Strait Passage: The Journey
I recently came across, for the first time to really pay attention to them at least, the passages of Matthew 7: 13 and 14 and was excited by what I read there:
13 Enter ye in at the strait gate: for wide is the gate, and broad is the way, that leadeth to destruction, and many there be which go in thereat:
14 Because strait is the gate, and narrow is the way, which leadeth unto life, and few there be that find it.
This is from the KJV - Note the spelling of Strait. It is not Straight. Strait is a correct translation from the Latin Vulgate, “angustam porta”, literally “narrow passage”.
The dictionary definition for Strait is thus:
1. A narrow channel joining two larger bodies of water. Often used in the plural with a singular verb.
2. A position of difficulty, perplexity, distress, or need. Often used in the plural: in desperate straits.
These two definitions, together, make up the whole of Strait in this context.
I have spoken of straits before, referencing to the John Donne poem “Hymn to God, my God, in my Sickness”, and the relationships in that poem to the journey of the wanderer. What I said about it was this: “In ‘Hymn...’ Donne makes reference to several Straits (That of Magellan, Anyan, and Gibraltar). A strait represents a tight place of passage, between to large bodies of water, literally, or figuratively we can safely say it is a reference to making the journey, from one place unto another. Perhaps as Brendan [St. Brendan] journeyed from this world to another and back again.”
I am a believer in journey, in living the life of a seeker in all things. Although I consider myself spiritual, being a seeker is more than any sort of faith – even an atheist has a philosophy, and everyone has a passion. It is through our world-view that we establish the understanding of the natural order, how the world works, that is the foundation for our mores and ethics, our human relationships and even our decision-making philosophies. It is my belief that it is not just the enhanced life, but it is the true life that is the life of the wanderer. The true student, the faithful disciple, is the wanderer.
I endeavor to be a wanderer. I endeavor to question, to seek, to my satisfaction. An answer is the foundation of a question, and the question is ever faithful to the truth.
“Strait is the gate, and narrow the way, which leadeth unto life” – The strait and narrow, the hard road, is the path to life. The hard road is the path of the wanderer.
Not the Straight and Narrow as is so commonly said – What means this, straight and narrow? It says “Follow this line” (the road as defined by another), but this is a perversion of the truth: A command to unquestioningly, undeviatingly, unknowingly walk a prescribed path.

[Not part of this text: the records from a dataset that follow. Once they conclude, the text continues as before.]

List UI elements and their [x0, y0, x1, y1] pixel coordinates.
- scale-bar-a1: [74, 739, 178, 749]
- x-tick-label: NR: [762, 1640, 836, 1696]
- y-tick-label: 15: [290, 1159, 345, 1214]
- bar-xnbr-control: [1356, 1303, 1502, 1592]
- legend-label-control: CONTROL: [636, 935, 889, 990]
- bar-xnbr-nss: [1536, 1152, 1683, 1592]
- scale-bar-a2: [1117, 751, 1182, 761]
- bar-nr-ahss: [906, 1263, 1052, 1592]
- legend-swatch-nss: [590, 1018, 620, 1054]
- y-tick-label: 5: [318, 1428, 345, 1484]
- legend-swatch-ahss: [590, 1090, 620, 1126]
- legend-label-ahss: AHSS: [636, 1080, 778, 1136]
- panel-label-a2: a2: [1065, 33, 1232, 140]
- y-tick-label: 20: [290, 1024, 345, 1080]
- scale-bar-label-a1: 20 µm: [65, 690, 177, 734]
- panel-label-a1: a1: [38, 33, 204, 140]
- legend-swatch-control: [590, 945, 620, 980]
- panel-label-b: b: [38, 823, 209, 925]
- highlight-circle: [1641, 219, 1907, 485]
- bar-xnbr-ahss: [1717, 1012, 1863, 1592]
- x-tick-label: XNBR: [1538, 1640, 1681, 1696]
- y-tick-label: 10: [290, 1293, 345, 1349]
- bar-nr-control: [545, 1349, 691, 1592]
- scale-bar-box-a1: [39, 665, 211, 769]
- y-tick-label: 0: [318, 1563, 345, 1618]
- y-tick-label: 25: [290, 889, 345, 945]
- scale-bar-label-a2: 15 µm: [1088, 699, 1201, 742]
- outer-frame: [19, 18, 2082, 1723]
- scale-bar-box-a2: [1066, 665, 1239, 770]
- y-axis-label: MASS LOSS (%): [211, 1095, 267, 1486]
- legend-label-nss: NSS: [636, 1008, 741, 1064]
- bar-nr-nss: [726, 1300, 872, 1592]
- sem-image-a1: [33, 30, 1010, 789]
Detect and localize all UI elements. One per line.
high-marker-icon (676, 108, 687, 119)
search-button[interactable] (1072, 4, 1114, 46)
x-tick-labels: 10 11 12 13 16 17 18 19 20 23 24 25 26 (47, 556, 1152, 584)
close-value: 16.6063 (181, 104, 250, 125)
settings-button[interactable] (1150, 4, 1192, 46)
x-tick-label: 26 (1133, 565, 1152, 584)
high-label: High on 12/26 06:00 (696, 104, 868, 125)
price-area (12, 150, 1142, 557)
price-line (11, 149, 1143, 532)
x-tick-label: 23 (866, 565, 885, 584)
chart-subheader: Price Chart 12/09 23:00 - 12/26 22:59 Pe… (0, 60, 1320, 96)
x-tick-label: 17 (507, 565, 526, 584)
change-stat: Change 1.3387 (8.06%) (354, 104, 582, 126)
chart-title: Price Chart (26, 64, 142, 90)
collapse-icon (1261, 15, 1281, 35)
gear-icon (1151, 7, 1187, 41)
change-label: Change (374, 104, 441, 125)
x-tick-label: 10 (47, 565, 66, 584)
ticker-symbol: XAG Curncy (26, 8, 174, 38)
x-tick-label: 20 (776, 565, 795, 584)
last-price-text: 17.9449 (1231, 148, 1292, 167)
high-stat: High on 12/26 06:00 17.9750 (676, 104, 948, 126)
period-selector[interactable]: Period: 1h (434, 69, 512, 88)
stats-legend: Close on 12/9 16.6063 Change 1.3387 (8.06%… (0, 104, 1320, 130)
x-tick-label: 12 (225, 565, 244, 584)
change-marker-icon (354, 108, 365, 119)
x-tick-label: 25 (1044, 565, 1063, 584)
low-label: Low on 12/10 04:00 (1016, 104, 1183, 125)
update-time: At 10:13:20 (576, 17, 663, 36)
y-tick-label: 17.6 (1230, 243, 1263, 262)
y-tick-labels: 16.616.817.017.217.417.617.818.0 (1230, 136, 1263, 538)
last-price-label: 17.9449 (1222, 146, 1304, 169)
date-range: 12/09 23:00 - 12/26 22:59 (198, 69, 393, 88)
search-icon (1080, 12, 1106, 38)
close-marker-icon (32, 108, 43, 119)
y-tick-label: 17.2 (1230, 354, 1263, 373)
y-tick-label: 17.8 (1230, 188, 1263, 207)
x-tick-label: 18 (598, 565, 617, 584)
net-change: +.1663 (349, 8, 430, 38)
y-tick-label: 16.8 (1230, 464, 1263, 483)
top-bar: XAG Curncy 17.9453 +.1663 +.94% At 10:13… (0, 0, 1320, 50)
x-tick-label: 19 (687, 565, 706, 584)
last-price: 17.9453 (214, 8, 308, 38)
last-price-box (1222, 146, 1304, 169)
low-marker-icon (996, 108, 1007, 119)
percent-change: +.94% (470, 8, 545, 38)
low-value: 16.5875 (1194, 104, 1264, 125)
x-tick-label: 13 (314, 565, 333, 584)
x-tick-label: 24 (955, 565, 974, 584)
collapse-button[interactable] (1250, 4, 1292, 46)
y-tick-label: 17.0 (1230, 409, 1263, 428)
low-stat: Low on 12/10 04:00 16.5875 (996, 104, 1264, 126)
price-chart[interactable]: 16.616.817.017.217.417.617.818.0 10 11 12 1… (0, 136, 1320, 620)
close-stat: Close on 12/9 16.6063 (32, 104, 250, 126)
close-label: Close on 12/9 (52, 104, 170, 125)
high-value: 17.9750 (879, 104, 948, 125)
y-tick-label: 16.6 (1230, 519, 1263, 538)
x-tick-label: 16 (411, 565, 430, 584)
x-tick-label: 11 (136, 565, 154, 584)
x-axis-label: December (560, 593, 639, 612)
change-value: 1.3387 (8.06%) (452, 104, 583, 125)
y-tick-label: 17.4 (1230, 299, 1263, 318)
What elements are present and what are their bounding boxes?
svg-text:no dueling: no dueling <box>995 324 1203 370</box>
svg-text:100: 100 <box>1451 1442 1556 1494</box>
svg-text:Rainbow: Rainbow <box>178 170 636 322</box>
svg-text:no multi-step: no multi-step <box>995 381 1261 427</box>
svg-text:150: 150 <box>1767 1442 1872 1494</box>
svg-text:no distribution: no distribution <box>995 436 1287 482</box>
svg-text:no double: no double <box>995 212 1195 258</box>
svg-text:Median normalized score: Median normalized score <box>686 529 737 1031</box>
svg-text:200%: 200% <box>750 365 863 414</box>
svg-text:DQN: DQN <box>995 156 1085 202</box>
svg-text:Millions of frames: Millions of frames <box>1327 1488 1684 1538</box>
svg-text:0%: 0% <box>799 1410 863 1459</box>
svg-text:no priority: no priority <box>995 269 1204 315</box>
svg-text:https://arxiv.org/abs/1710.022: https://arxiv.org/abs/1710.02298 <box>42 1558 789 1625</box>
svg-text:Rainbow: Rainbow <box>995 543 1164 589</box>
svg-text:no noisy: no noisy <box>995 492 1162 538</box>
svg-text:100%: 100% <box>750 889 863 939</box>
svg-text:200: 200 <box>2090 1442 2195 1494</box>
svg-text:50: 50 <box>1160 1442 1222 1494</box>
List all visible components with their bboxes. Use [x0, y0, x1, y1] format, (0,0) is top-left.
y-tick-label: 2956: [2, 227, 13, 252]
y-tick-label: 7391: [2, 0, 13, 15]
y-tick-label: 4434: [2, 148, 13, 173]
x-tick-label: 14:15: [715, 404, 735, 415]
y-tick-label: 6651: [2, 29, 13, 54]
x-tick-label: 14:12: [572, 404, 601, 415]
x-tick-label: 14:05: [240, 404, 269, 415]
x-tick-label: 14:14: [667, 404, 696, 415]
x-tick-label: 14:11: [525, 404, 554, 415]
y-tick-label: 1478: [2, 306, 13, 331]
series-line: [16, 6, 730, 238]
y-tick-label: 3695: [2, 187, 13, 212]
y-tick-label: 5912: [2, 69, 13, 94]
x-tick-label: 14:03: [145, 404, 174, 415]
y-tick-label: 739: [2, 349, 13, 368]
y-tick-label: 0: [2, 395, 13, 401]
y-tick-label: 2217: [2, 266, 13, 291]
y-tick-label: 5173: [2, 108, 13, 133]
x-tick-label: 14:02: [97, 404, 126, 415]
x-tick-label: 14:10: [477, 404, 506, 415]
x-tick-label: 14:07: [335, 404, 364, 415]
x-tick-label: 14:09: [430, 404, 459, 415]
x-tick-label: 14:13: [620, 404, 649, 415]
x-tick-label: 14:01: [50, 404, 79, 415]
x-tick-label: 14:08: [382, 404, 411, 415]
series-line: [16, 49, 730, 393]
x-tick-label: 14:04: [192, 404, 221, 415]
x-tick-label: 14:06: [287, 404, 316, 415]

The hard road, the difficult road, is the honest road. To be honest, we must be questioned, or tested to use another word.
To be tested we must not take the beaten path, the easy path (the wide gate and broad way), but the hard road. To be questioning, to be questioned (for, are not most questions in this realm essentially of ourselves, or relating to ourselves, making us both the questioning, and the questioned?), is the way of the wanderer.